Preuve que Nutanix semble jouer un rôle central dans cette équation, AMD (le rival de Nvidia) a investi 100 millions de dollars dans le capital de l’entreprise dirigée par Rajiv Ramaswami en fin d’année dernière et encore 150 autres millions de dollars, via l’achat d’actions en bourse, en février dernier. « AMD a considéré que nous étions l’acteur le mieux placé pour concrétiser auprès des entreprises une infrastructure d’IA basée sur leurs GPU », se félicite encore le patron de Nutanix.

En l’occurrence, l’avantage que Nutanix met en avant est que son savoir-faire en virtualisation présente l’intérêt de maximiser la rentabilité du matériel. Dans un contexte où les utilisateurs consomment de la RAM sur des serveurs même quand ils sont en train de réfléchir au prochain prompt, la capacité de plutôt allouer en temps réel cette RAM aux prompts tapés par un autre utilisateur tombe particulièrement à pic. D’autant plus en ces temps de pénurie, où la RAM coûte de 1,5 à 3 fois plus cher que d’ordinaire.

L’ouverture aux stockages externes : une rupture qui va perdurer

Mais avant l’ouverture aux clouds privés et à l’IA, la transformation la plus significative de Nutanix a été l’ouverture de son hyperviseur AHV à des systèmes de stockage de données externes. Ceux de Dell, d’EverPure (ex-Pure Storage) et, ces jours-ci, de NetApp.

« Nous ne vendons pas un hyperviseur qui travaille avec du stockage externe. Nous vendons une plateforme faite d’une multitude de composants que vous pouvez choisir à la carte. »
Rajiv RamaswamiPDG Nutanix

Rajiv Ramaswami confirme que d’autres solutions du stockage seront incluses, celles de grandes marques (on pense aux Alletra de HPE), comme celles d’acteurs plus confidentiels (il ne confirme pas le nom d’Hammerspace). En revanche, il exclut pour l’heure de rendre compatible AHV avec les marques spécialisées dans le supercalcul : « D’abord parce que nous avons un critère technique. Nous ne travaillons qu’avec les solutions de stockage externes qui se connectent en Ethernet (iSCSI, NVMe/TCP, NVMe/RoCE…), ce qui exclut celles qui utilisent l’Infiniband. Mais de toute façon, nous nous focalisons sur les marchés où les utilisateurs sont susceptibles de tirer parti de nos solutions. Or, en supercalcul, personne n’utilise de virtualisation », tranche-t-il.

Il n’en reste pas moins que l’ouverture à des solutions de stockage est une véritable rupture technologique. Dans le sens où Nutanix est né en portant la promesse d’un système de virtualisation 100 % autonome sur les questions de stockage.

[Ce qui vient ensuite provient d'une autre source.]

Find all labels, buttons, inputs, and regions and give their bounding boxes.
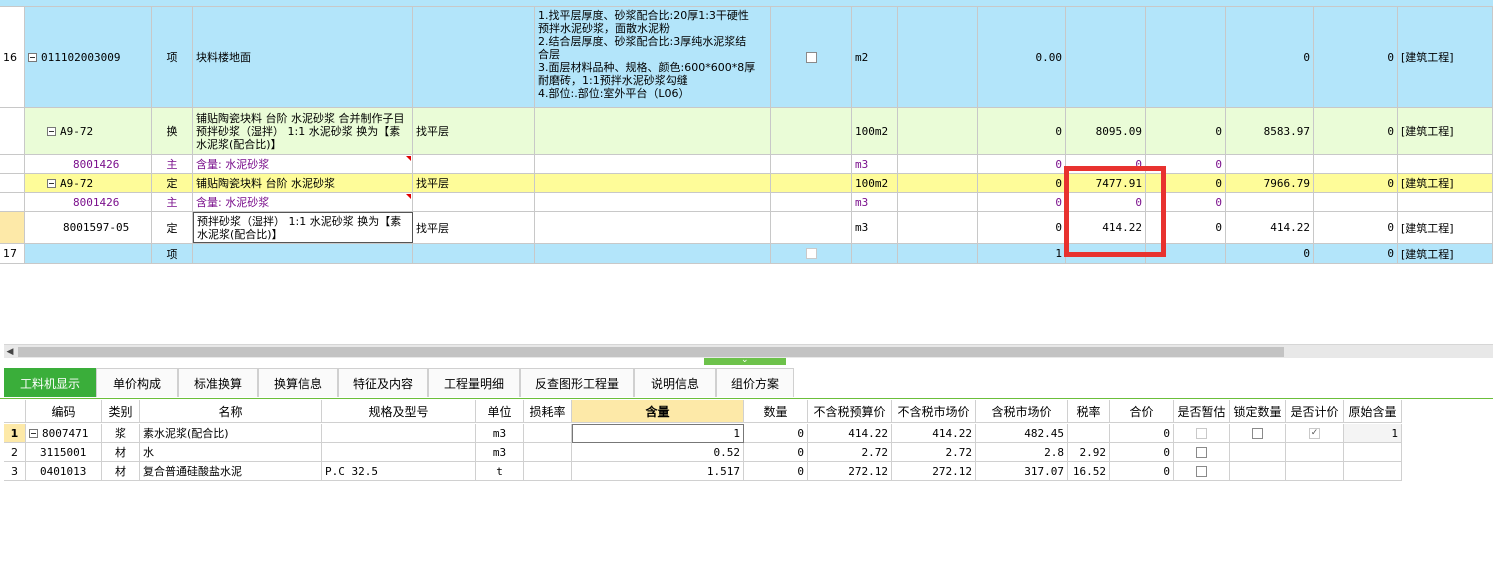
- tab-description[interactable]: 说明信息: [634, 368, 716, 397]
- lock-quantity-checkbox[interactable]: [1252, 427, 1263, 439]
- priced-checkbox[interactable]: [1309, 427, 1320, 439]
- feature-cell: 1.找平层厚度、砂浆配合比:20厚1:3干硬性 预拌水泥砂浆，面散水泥粉 2.结…: [535, 7, 771, 107]
- column-header[interactable]: 税率: [1068, 400, 1110, 423]
- column-header[interactable]: 含税市场价: [976, 400, 1068, 423]
- bottom-tab-bar: 工料机显示 单价构成 标准换算 换算信息 特征及内容 工程量明细 反查图形工程量…: [0, 368, 1493, 399]
- name-edit-cell[interactable]: 预拌砂浆（湿拌） 1:1 水泥砂浆 换为【素水泥浆(配合比)】: [193, 212, 413, 243]
- column-header[interactable]: 是否暂估: [1174, 400, 1230, 423]
- column-header[interactable]: 规格及型号: [322, 400, 476, 423]
- collapse-icon[interactable]: [47, 126, 56, 136]
- tab-reverse-lookup[interactable]: 反查图形工程量: [520, 368, 634, 397]
- quantity-cell: 0.00: [978, 7, 1066, 107]
- type-cell: 项: [152, 7, 193, 107]
- collapse-icon[interactable]: [28, 52, 37, 62]
- tab-material[interactable]: 工料机显示: [4, 368, 96, 397]
- column-header[interactable]: 损耗率: [524, 400, 572, 423]
- checkbox-cell: [771, 7, 852, 107]
- tab-pricing-scheme[interactable]: 组价方案: [716, 368, 794, 397]
- scroll-left-icon[interactable]: ◀: [4, 346, 16, 358]
- column-header[interactable]: 含量: [572, 400, 744, 423]
- chevron-down-icon: ⌄: [741, 355, 749, 365]
- column-header[interactable]: 不含税预算价: [808, 400, 892, 423]
- column-header[interactable]: 是否计价: [1286, 400, 1344, 423]
- row-selector[interactable]: [0, 212, 25, 243]
- table-row[interactable]: A9-72 定 铺贴陶瓷块料 台阶 水泥砂浆 找平层 100m2 0 7477.…: [0, 174, 1493, 193]
- table-row[interactable]: 8001426 主 含量: 水泥砂浆 m3 0 0 0: [0, 155, 1493, 174]
- table-row[interactable]: [0, 0, 1493, 7]
- checkbox[interactable]: [805, 51, 817, 63]
- column-header[interactable]: 数量: [744, 400, 808, 423]
- table-row[interactable]: 8001597-05 定 预拌砂浆（湿拌） 1:1 水泥砂浆 换为【素水泥浆(配…: [0, 212, 1493, 244]
- provisional-checkbox[interactable]: [1196, 427, 1207, 439]
- unit-cell: m2: [852, 7, 898, 107]
- tab-standard-conversion[interactable]: 标准换算: [178, 368, 258, 397]
- table-row[interactable]: 8001426 主 含量: 水泥砂浆 m3 0 0 0: [0, 193, 1493, 212]
- row-number: 16: [0, 7, 25, 107]
- tab-unit-price[interactable]: 单价构成: [96, 368, 178, 397]
- provisional-checkbox[interactable]: [1196, 446, 1207, 458]
- splitter-handle[interactable]: ⌄: [704, 355, 786, 365]
- tab-conversion-info[interactable]: 换算信息: [258, 368, 338, 397]
- column-header[interactable]: 单位: [476, 400, 524, 423]
- column-header[interactable]: 不含税市场价: [892, 400, 976, 423]
- name-cell: 块料楼地面: [193, 7, 413, 107]
- highlight-box: [1064, 166, 1166, 257]
- table-row[interactable]: 16 011102003009 项 块料楼地面 1.找平层厚度、砂浆配合比:20…: [0, 7, 1493, 108]
- scrollbar-thumb[interactable]: [18, 347, 1284, 357]
- column-header[interactable]: 原始含量: [1344, 400, 1402, 423]
- content-input[interactable]: 1: [572, 424, 744, 443]
- column-header[interactable]: 名称: [140, 400, 322, 423]
- tab-features[interactable]: 特征及内容: [338, 368, 428, 397]
- column-header[interactable]: 类别: [102, 400, 140, 423]
- column-header[interactable]: 合价: [1110, 400, 1174, 423]
- remark-cell: [413, 7, 535, 107]
- column-header[interactable]: 编码: [26, 400, 102, 423]
- table-row[interactable]: A9-72 换 铺贴陶瓷块料 台阶 水泥砂浆 合并制作子目 预拌砂浆（湿拌） 1…: [0, 108, 1493, 155]
- collapse-icon[interactable]: [47, 178, 56, 188]
- collapse-icon[interactable]: [29, 428, 38, 438]
- code-cell: A9-72: [25, 174, 152, 192]
- row-number: 17: [0, 244, 25, 263]
- table-row[interactable]: 17 项 1 0 0 [建筑工程]: [0, 244, 1493, 264]
- tab-quantity-detail[interactable]: 工程量明细: [428, 368, 520, 397]
- profession-cell: [建筑工程]: [1398, 7, 1493, 107]
- name-cell: 铺贴陶瓷块料 台阶 水泥砂浆 合并制作子目 预拌砂浆（湿拌） 1:1 水泥砂浆 …: [193, 108, 413, 154]
- provisional-checkbox[interactable]: [1196, 465, 1207, 477]
- column-header[interactable]: 锁定数量: [1230, 400, 1286, 423]
- checkbox[interactable]: [805, 248, 817, 259]
- code-cell: 011102003009: [25, 7, 152, 107]
- code-cell: A9-72: [25, 108, 152, 154]
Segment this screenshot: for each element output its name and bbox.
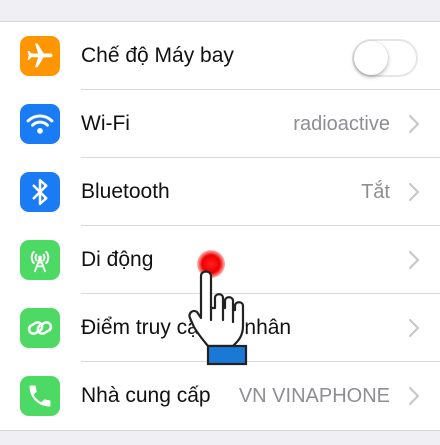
airplane-mode-toggle[interactable]: [352, 39, 418, 77]
settings-list: Chế độ Máy bay Wi-Fi radioactive Bluetoo: [0, 21, 440, 431]
pointing-hand-icon: [188, 270, 248, 366]
chevron-right-icon: [408, 182, 420, 202]
cellular-antenna-icon: [20, 240, 60, 280]
carrier-name: VN VINAPHONE: [238, 385, 390, 407]
cellular-label: Di động: [81, 248, 154, 271]
chevron-right-icon: [408, 250, 420, 270]
chevron-right-icon: [408, 318, 420, 338]
carrier-row[interactable]: Nhà cung cấp VN VINAPHONE: [0, 362, 440, 430]
toggle-knob: [354, 41, 388, 75]
personal-hotspot-label: Điểm truy cập cá nhân: [81, 316, 292, 339]
wifi-label: Wi-Fi: [81, 112, 130, 135]
chevron-right-icon: [408, 386, 420, 406]
wifi-row[interactable]: Wi-Fi radioactive: [0, 90, 440, 158]
airplane-mode-row[interactable]: Chế độ Máy bay: [0, 22, 440, 90]
wifi-network-name: radioactive: [293, 113, 390, 135]
airplane-mode-label: Chế độ Máy bay: [81, 44, 234, 67]
carrier-label: Nhà cung cấp: [81, 384, 211, 407]
airplane-icon: [20, 36, 60, 76]
hotspot-link-icon: [20, 308, 60, 348]
chevron-right-icon: [408, 114, 420, 134]
wifi-icon: [20, 104, 60, 144]
phone-icon: [20, 376, 60, 416]
bluetooth-icon: [20, 172, 60, 212]
bluetooth-status: Tắt: [361, 181, 390, 203]
bluetooth-label: Bluetooth: [81, 180, 170, 203]
bluetooth-row[interactable]: Bluetooth Tắt: [0, 158, 440, 226]
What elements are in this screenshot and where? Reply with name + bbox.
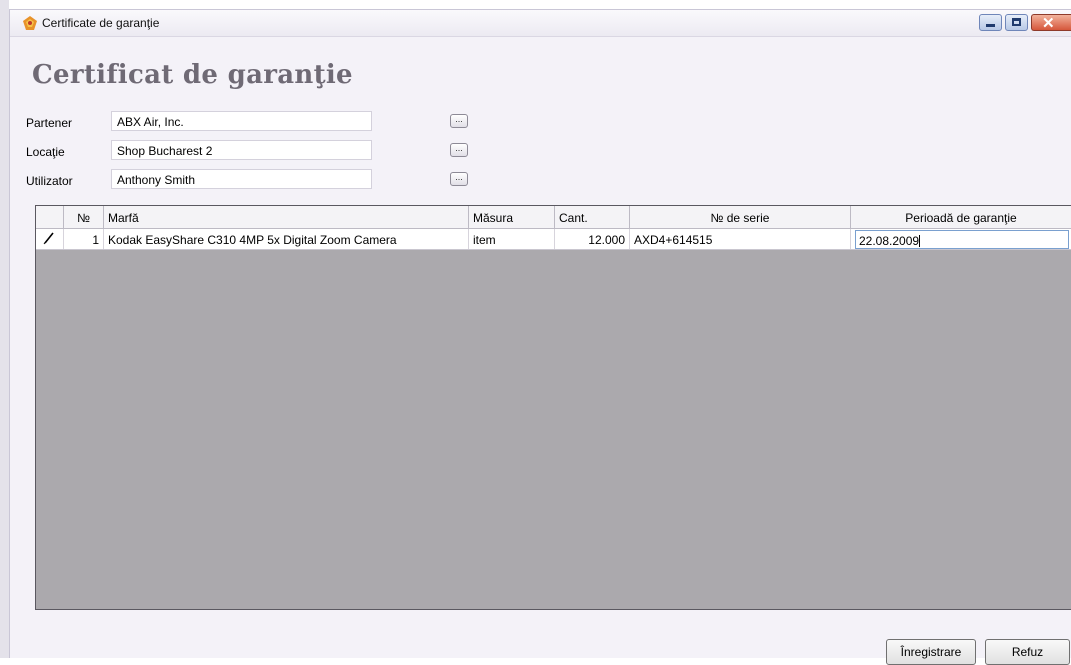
header-item[interactable]: Marfă xyxy=(104,206,469,228)
cell-no[interactable]: 1 xyxy=(64,229,104,249)
header-unit[interactable]: Măsura xyxy=(469,206,555,228)
header-serial[interactable]: № de serie xyxy=(630,206,851,228)
cell-unit[interactable]: item xyxy=(469,229,555,249)
page-title: Certificat de garanţie xyxy=(32,60,353,90)
header-no[interactable]: № xyxy=(64,206,104,228)
title-bar[interactable]: Certificate de garanţie ✕ xyxy=(10,10,1071,37)
warranty-value: 22.08.2009 xyxy=(859,234,920,248)
partner-value: ABX Air, Inc. xyxy=(117,115,184,129)
cell-qty[interactable]: 12.000 xyxy=(555,229,630,249)
maximize-button[interactable] xyxy=(1005,14,1028,31)
header-qty[interactable]: Cant. xyxy=(555,206,630,228)
items-grid[interactable]: № Marfă Măsura Cant. № de serie Perioadă… xyxy=(35,205,1071,610)
maximize-icon xyxy=(1012,18,1021,26)
location-field[interactable]: Shop Bucharest 2 ... xyxy=(111,140,468,160)
location-value: Shop Bucharest 2 xyxy=(117,144,213,158)
partner-field[interactable]: ABX Air, Inc. ... xyxy=(111,111,468,131)
cancel-button[interactable]: Refuz xyxy=(985,639,1070,665)
warranty-edit-input[interactable]: 22.08.2009 xyxy=(855,230,1069,249)
location-label: Locaţie xyxy=(26,145,65,159)
save-button[interactable]: Înregistrare xyxy=(886,639,976,665)
user-value: Anthony Smith xyxy=(117,173,196,187)
app-icon xyxy=(23,16,37,30)
partner-label: Partener xyxy=(26,116,73,130)
grid-header: № Marfă Măsura Cant. № de serie Perioadă… xyxy=(36,206,1071,229)
cell-serial[interactable]: AXD4+614515 xyxy=(630,229,851,249)
row-indicator xyxy=(36,229,64,249)
pencil-icon xyxy=(43,232,54,245)
text-caret xyxy=(919,235,921,247)
close-button[interactable]: ✕ xyxy=(1031,14,1071,32)
certificate-window: Certificate de garanţie ✕ Certificat de … xyxy=(9,9,1071,665)
user-browse-button[interactable]: ... xyxy=(450,172,468,186)
header-warranty[interactable]: Perioadă de garanţie xyxy=(851,206,1071,228)
user-field[interactable]: Anthony Smith ... xyxy=(111,169,468,189)
window-title: Certificate de garanţie xyxy=(42,16,160,30)
header-indicator xyxy=(36,206,64,228)
location-browse-button[interactable]: ... xyxy=(450,143,468,157)
minimize-icon xyxy=(986,24,995,27)
table-row[interactable]: 1 Kodak EasyShare C310 4MP 5x Digital Zo… xyxy=(36,229,1071,250)
user-label: Utilizator xyxy=(26,174,73,188)
partner-browse-button[interactable]: ... xyxy=(450,114,468,128)
minimize-button[interactable] xyxy=(979,14,1002,31)
close-icon: ✕ xyxy=(1042,15,1055,32)
cell-item[interactable]: Kodak EasyShare C310 4MP 5x Digital Zoom… xyxy=(104,229,469,249)
desktop-edge xyxy=(0,0,9,658)
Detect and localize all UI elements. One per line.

« C’est justement cela qui caractérise la marque Nutanix aujourd’hui ! », lance à ce propos Rajiv Ramaswami. « Nous ne vendons pas un hyperviseur qui travaille avec du stockage externe. Nous vendons une plateforme faite d’une multitude de composants que vous pouvez choisir à la carte : notre hyperviseur AHV, notre réseau, notre sécurité, notre administration façon cloud, notre Kubernetes. »

« Notre force est de dire aux entreprises qu’elles peuvent choisir de n’acheter que les modules qui les intéressent. Dans tous les cas, ce seront les mêmes contrats, la même pile de logiciels. Si bien qu’elles pourront facilement déployer ou non un module si elles en ont besoin », ajoute le PDG, en lançant une pique contre l’offre VMware qui oblige désormais ses clients à acheter toutes les fonctions.